Y acuden las dos, presurosas, a ver qué quiere el padre viudo.

Lucita y Mariquita –así las llama el vecindario- visten largas sayas luctuosas que llegan hasta el suelo. Van todos los días a misa y al rosario en San Juan Nepomuceno. Esas son sus únicas salidas. Octavio, el hermano, jamás sale de casa.
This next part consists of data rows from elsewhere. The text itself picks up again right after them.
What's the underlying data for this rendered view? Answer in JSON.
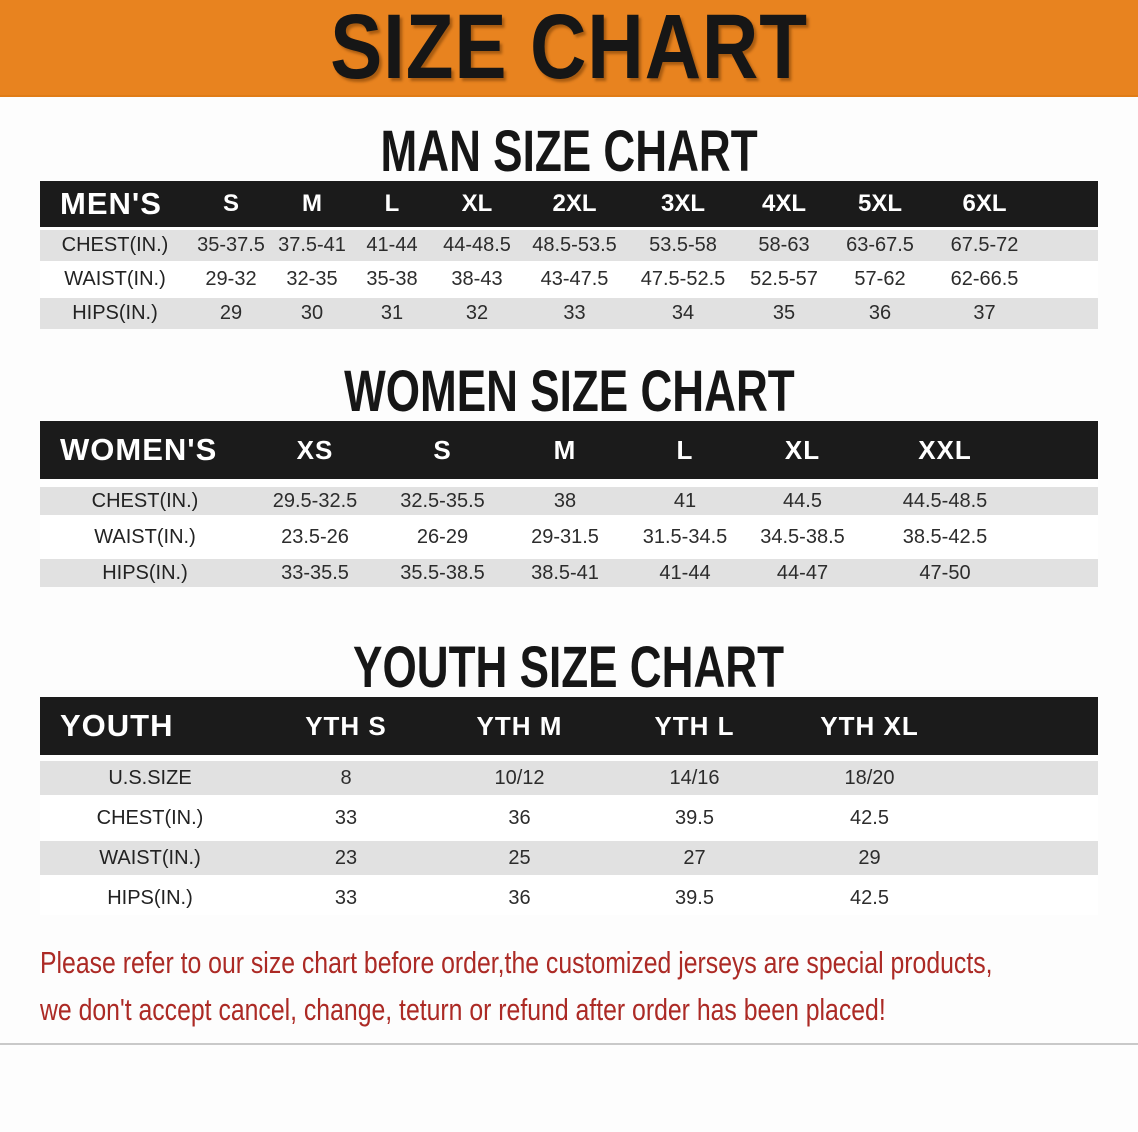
{
  "banner": {
    "title": "SIZE CHART"
  },
  "sections": [
    {
      "heading": "MAN SIZE CHART",
      "table_label": "MEN'S",
      "columns": [
        "S",
        "M",
        "L",
        "XL",
        "2XL",
        "3XL",
        "4XL",
        "5XL",
        "6XL"
      ],
      "rows": [
        {
          "label": "CHEST(IN.)",
          "values": [
            "35-37.5",
            "37.5-41",
            "41-44",
            "44-48.5",
            "48.5-53.5",
            "53.5-58",
            "58-63",
            "63-67.5",
            "67.5-72"
          ]
        },
        {
          "label": "WAIST(IN.)",
          "values": [
            "29-32",
            "32-35",
            "35-38",
            "38-43",
            "43-47.5",
            "47.5-52.5",
            "52.5-57",
            "57-62",
            "62-66.5"
          ]
        },
        {
          "label": "HIPS(IN.)",
          "values": [
            "29",
            "30",
            "31",
            "32",
            "33",
            "34",
            "35",
            "36",
            "37"
          ]
        }
      ]
    },
    {
      "heading": "WOMEN SIZE CHART",
      "table_label": "WOMEN'S",
      "columns": [
        "XS",
        "S",
        "M",
        "L",
        "XL",
        "XXL"
      ],
      "rows": [
        {
          "label": "CHEST(IN.)",
          "values": [
            "29.5-32.5",
            "32.5-35.5",
            "38",
            "41",
            "44.5",
            "44.5-48.5"
          ]
        },
        {
          "label": "WAIST(IN.)",
          "values": [
            "23.5-26",
            "26-29",
            "29-31.5",
            "31.5-34.5",
            "34.5-38.5",
            "38.5-42.5"
          ]
        },
        {
          "label": "HIPS(IN.)",
          "values": [
            "33-35.5",
            "35.5-38.5",
            "38.5-41",
            "41-44",
            "44-47",
            "47-50"
          ]
        }
      ]
    },
    {
      "heading": "YOUTH SIZE CHART",
      "table_label": "YOUTH",
      "columns": [
        "YTH S",
        "YTH M",
        "YTH L",
        "YTH XL"
      ],
      "rows": [
        {
          "label": "U.S.SIZE",
          "values": [
            "8",
            "10/12",
            "14/16",
            "18/20"
          ]
        },
        {
          "label": "CHEST(IN.)",
          "values": [
            "33",
            "36",
            "39.5",
            "42.5"
          ]
        },
        {
          "label": "WAIST(IN.)",
          "values": [
            "23",
            "25",
            "27",
            "29"
          ]
        },
        {
          "label": "HIPS(IN.)",
          "values": [
            "33",
            "36",
            "39.5",
            "42.5"
          ]
        }
      ]
    }
  ],
  "footer": {
    "line1": "Please refer to our size chart before order,the customized jerseys are special products,",
    "line2": "we don't accept cancel, change, teturn or refund after order has been placed!"
  },
  "colors": {
    "banner_bg": "#E8831F",
    "header_bar_bg": "#1B1B1B",
    "stripe_gray": "#E1E1E1",
    "footer_red": "#AC2A25",
    "heading_black": "#161616"
  }
}
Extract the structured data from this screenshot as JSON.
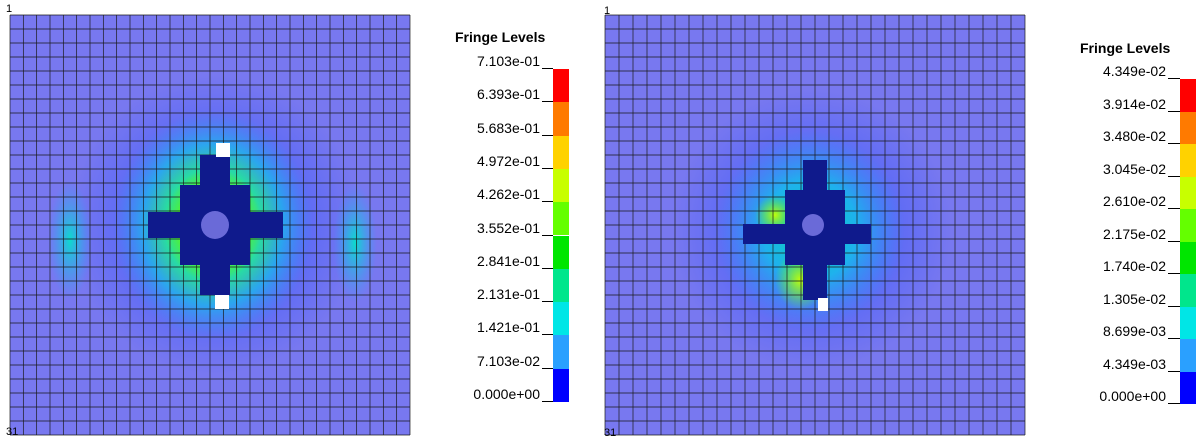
{
  "plots": [
    {
      "id": "left",
      "corner_top_label": "1",
      "corner_bottom_label": "31",
      "colors": {
        "background": "#7878f0",
        "mesh_line": "#1a1a1a",
        "cross_fill": "#0f1a8c"
      },
      "legend": {
        "title": "Fringe Levels",
        "levels": [
          "7.103e-01",
          "6.393e-01",
          "5.683e-01",
          "4.972e-01",
          "4.262e-01",
          "3.552e-01",
          "2.841e-01",
          "2.131e-01",
          "1.421e-01",
          "7.103e-02",
          "0.000e+00"
        ],
        "colors": [
          "#ff0000",
          "#ff7a00",
          "#ffd200",
          "#c8ff00",
          "#64ff00",
          "#00e600",
          "#00e68c",
          "#00e6e6",
          "#2aa0ff",
          "#0000ff"
        ]
      }
    },
    {
      "id": "right",
      "corner_top_label": "1",
      "corner_bottom_label": "31",
      "colors": {
        "background": "#7878f0",
        "mesh_line": "#1a1a1a",
        "cross_fill": "#0f1a8c"
      },
      "legend": {
        "title": "Fringe Levels",
        "levels": [
          "4.349e-02",
          "3.914e-02",
          "3.480e-02",
          "3.045e-02",
          "2.610e-02",
          "2.175e-02",
          "1.740e-02",
          "1.305e-02",
          "8.699e-03",
          "4.349e-03",
          "0.000e+00"
        ],
        "colors": [
          "#ff0000",
          "#ff7a00",
          "#ffd200",
          "#c8ff00",
          "#64ff00",
          "#00e600",
          "#00e68c",
          "#00e6e6",
          "#2aa0ff",
          "#0000ff"
        ]
      }
    }
  ]
}
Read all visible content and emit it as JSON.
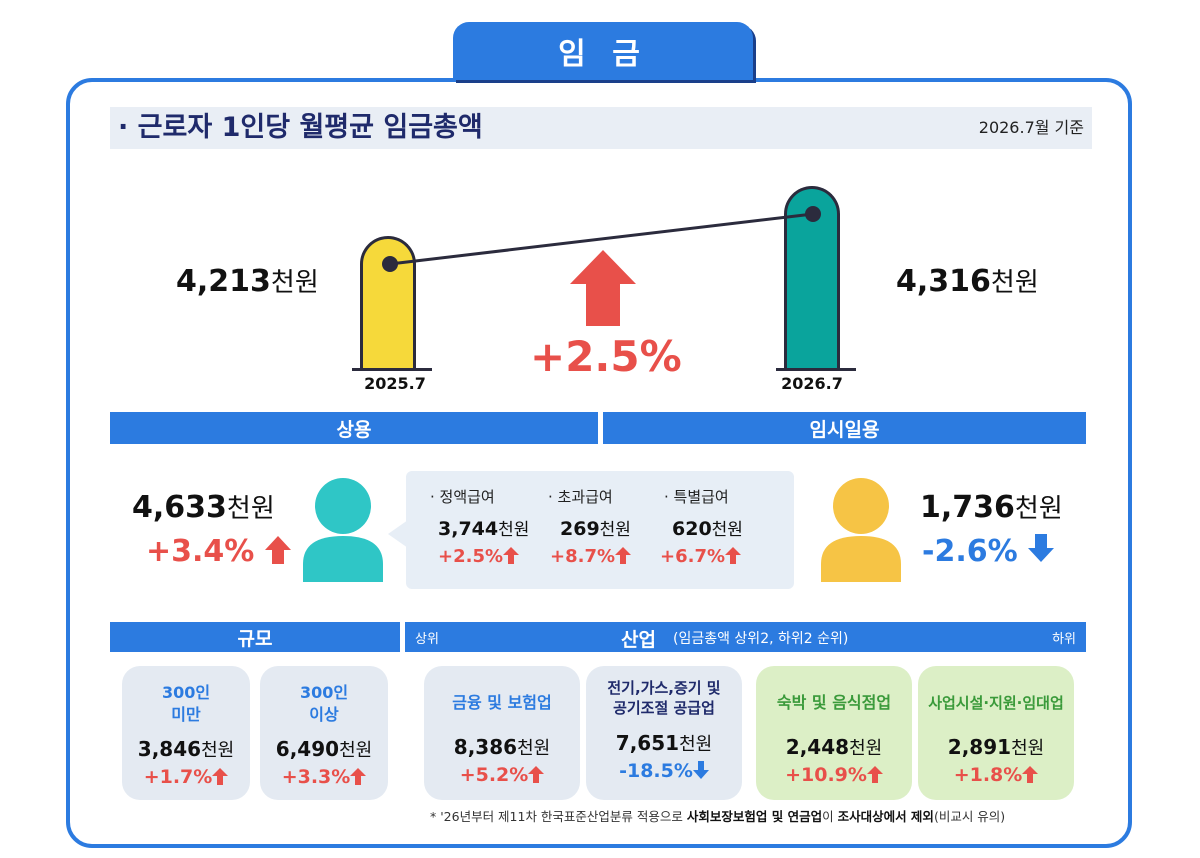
{
  "title": "임 금",
  "section": {
    "heading": "· 근로자 1인당 월평균 임금총액",
    "basis": "2026.7월 기준"
  },
  "comparison": {
    "prev": {
      "value": "4,213",
      "unit": "천원",
      "label": "2025.7"
    },
    "curr": {
      "value": "4,316",
      "unit": "천원",
      "label": "2026.7"
    },
    "change": "+2.5%"
  },
  "regular": {
    "header": "상용",
    "value": "4,633",
    "unit": "천원",
    "change": "+3.4%",
    "items": [
      {
        "label": "· 정액급여",
        "value": "3,744",
        "unit": "천원",
        "change": "+2.5%"
      },
      {
        "label": "· 초과급여",
        "value": "269",
        "unit": "천원",
        "change": "+8.7%"
      },
      {
        "label": "· 특별급여",
        "value": "620",
        "unit": "천원",
        "change": "+6.7%"
      }
    ]
  },
  "temporary": {
    "header": "임시일용",
    "value": "1,736",
    "unit": "천원",
    "change": "-2.6%"
  },
  "size": {
    "header": "규모",
    "cards": [
      {
        "label1": "300인",
        "label2": "미만",
        "value": "3,846",
        "unit": "천원",
        "change": "+1.7%"
      },
      {
        "label1": "300인",
        "label2": "이상",
        "value": "6,490",
        "unit": "천원",
        "change": "+3.3%"
      }
    ]
  },
  "industry": {
    "header": "산업",
    "note": "(임금총액 상위2, 하위2 순위)",
    "top_label": "상위",
    "bottom_label": "하위",
    "cards": [
      {
        "label1": "금융 및 보험업",
        "label2": "",
        "value": "8,386",
        "unit": "천원",
        "change": "+5.2%",
        "dir": "up"
      },
      {
        "label1": "전기,가스,증기 및",
        "label2": "공기조절 공급업",
        "value": "7,651",
        "unit": "천원",
        "change": "-18.5%",
        "dir": "down"
      },
      {
        "label1": "숙박 및 음식점업",
        "label2": "",
        "value": "2,448",
        "unit": "천원",
        "change": "+10.9%",
        "dir": "up"
      },
      {
        "label1": "사업시설·지원·임대업",
        "label2": "",
        "value": "2,891",
        "unit": "천원",
        "change": "+1.8%",
        "dir": "up"
      }
    ]
  },
  "footnote": {
    "prefix": "* '26년부터 제11차 한국표준산업분류 적용으로 ",
    "bold1": "사회보장보험업 및 연금업",
    "mid": "이 ",
    "bold2": "조사대상에서 제외",
    "suffix": "(비교시 유의)"
  },
  "colors": {
    "blue": "#2c7be0",
    "red": "#e8504a",
    "yellow": "#f6d93a",
    "teal": "#0aa49c",
    "green_text": "#3a9a3a"
  }
}
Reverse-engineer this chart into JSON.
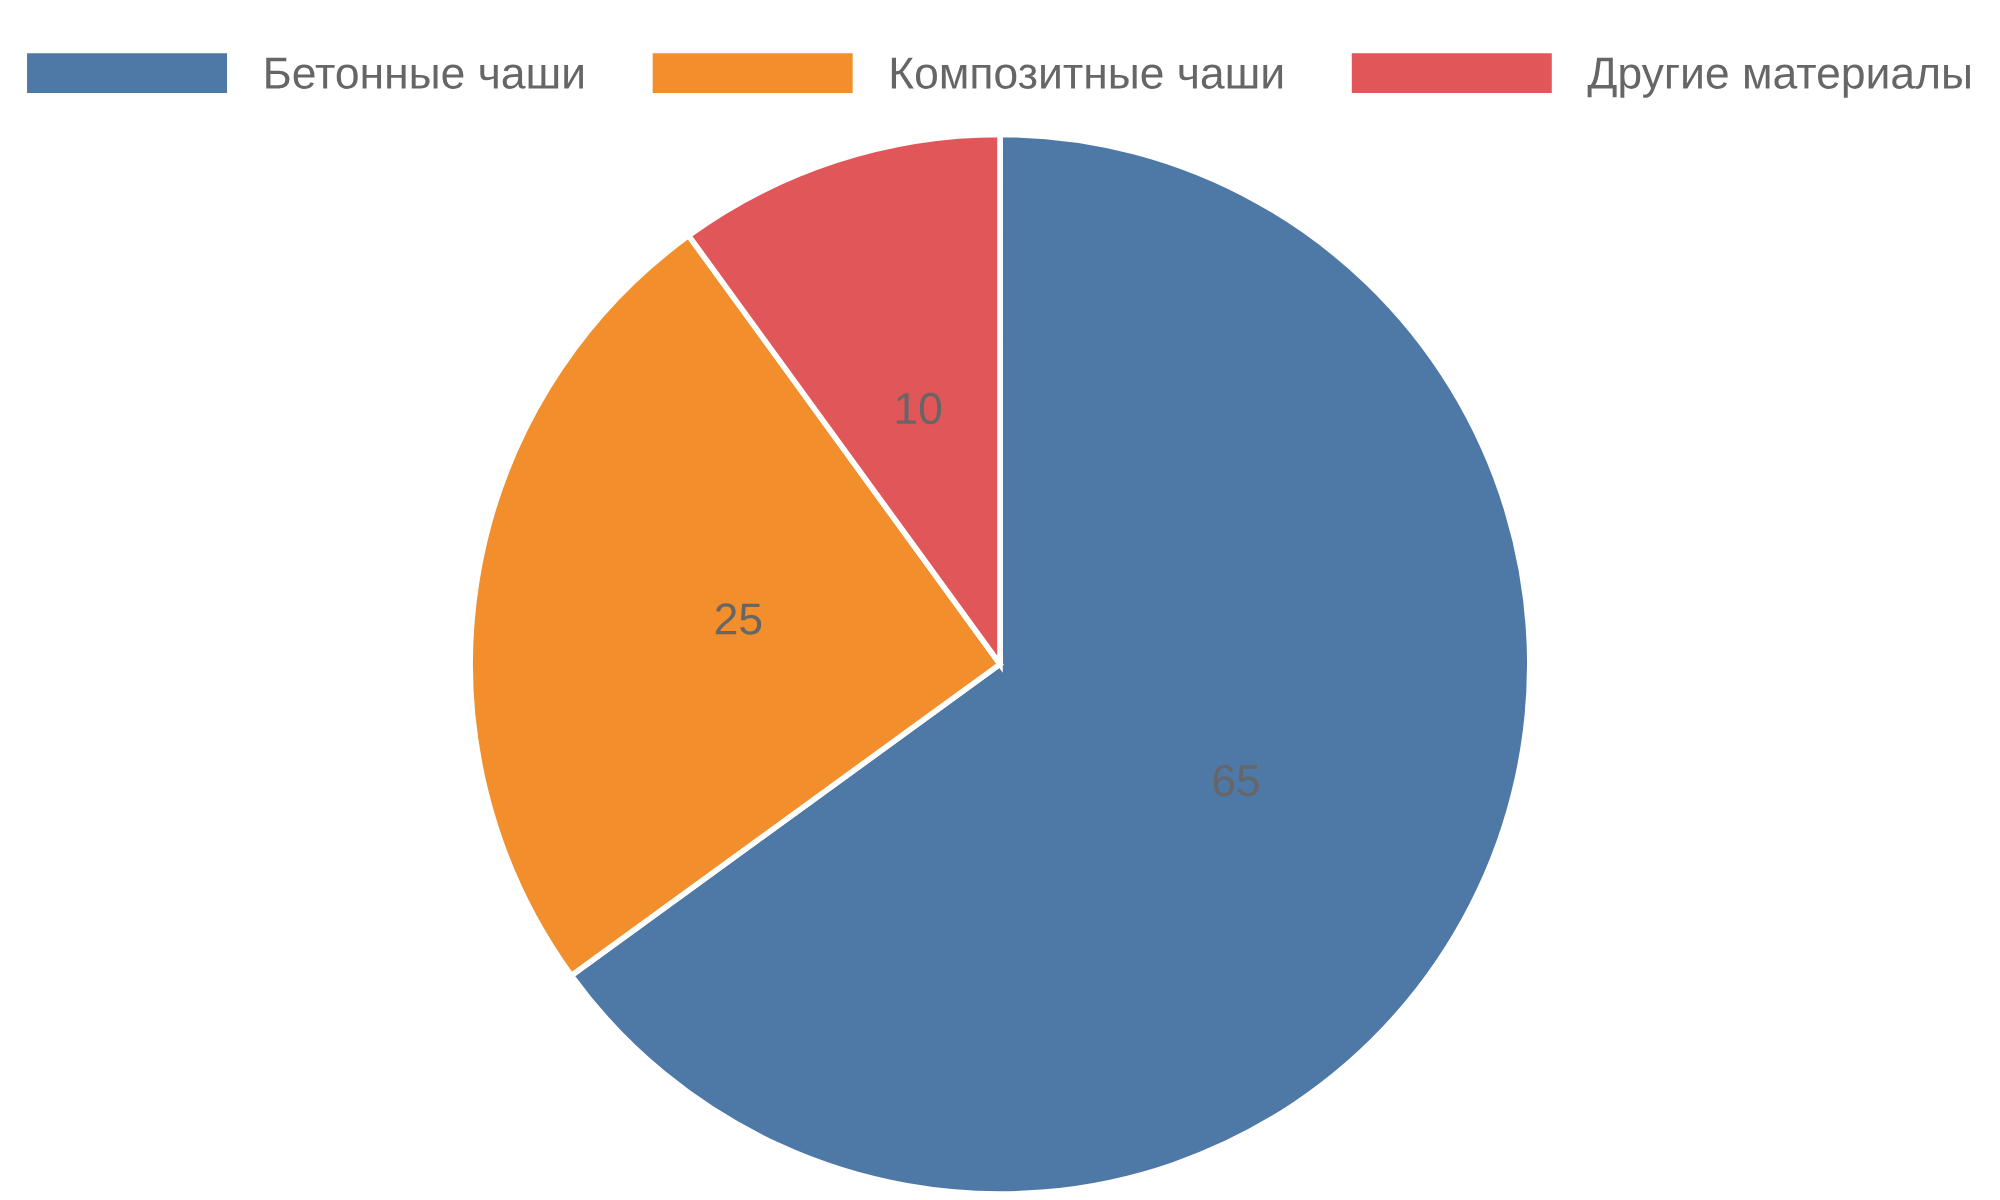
{
  "chart_data": {
    "type": "pie",
    "categories": [
      "Бетонные чаши",
      "Композитные чаши",
      "Другие материалы"
    ],
    "values": [
      65,
      25,
      10
    ],
    "colors": [
      "#4e79a7",
      "#f28e2b",
      "#e15759"
    ],
    "data_labels": true,
    "legend": "top"
  }
}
A veces aparece en la puerta de la calle, y ahí se queda un rato, viendo pasar a la gente. Luego empieza a toser, da la espalda y cierra la puerta tras de sí.

Don Octavio padre es profesor de Matemáticas. Enseña esa dificilísima materia, tan fácil, en el Ateneo Fuente. Sus alumnos no lo quieren. Tampoco lo admiran. Le tienen miedo. Don Octavio cree que los estudiantes lo respetan, pero no: le temen. Y es que don Octavio piensa que ser un buen maestro consiste en ser temible. Para inspirar temor reprueba a todos sus alumnos. Les pone complicados problemas; colma de abstrusas fórmulas el pizarrón. Si un estudiante le hace una pregunta él se enfurece y lo llama imbécil. Así, nadie pregunta. El día del examen se presentan los muchachos como al Juicio Final. Don Octavio, más feroz que nunca, pasea la mirada como un Zeus sobre los angustiados escolares, y se siente señor del universo.

No lo es. Es sólo un pobre hombre que tiene algunas vacas y tres hijos, enfermo el hijo y perpetuas doncellas las dos hijas. Nadie lo quiere, nadie. Le tienen miedo todos, incluso sus tres hijos. Morirá don Octavio López y casi nadie irá a su entierro. Uno de los alumnos, a quien por cierto reprobó también, escribirá sobre él algunos terribles párrafos vindicativos. Ese antiguo alumno se llama Artemio de Valle Arizpe. Nadie dirá de don Octavio una palabra amable. Cuando llegue el día del Juicio Final este mal profesor temblará como hacía temblar a sus discípulos. No sabe que el buen Dios ama a sus hijos. A todos los ama, y a todos los admitirá en su casa, hasta a los que fueron malos maestros de Matemáticas y hallaban gozo en reprobar a sus alumnos en vez de hallar felicidad en enseñarles bien.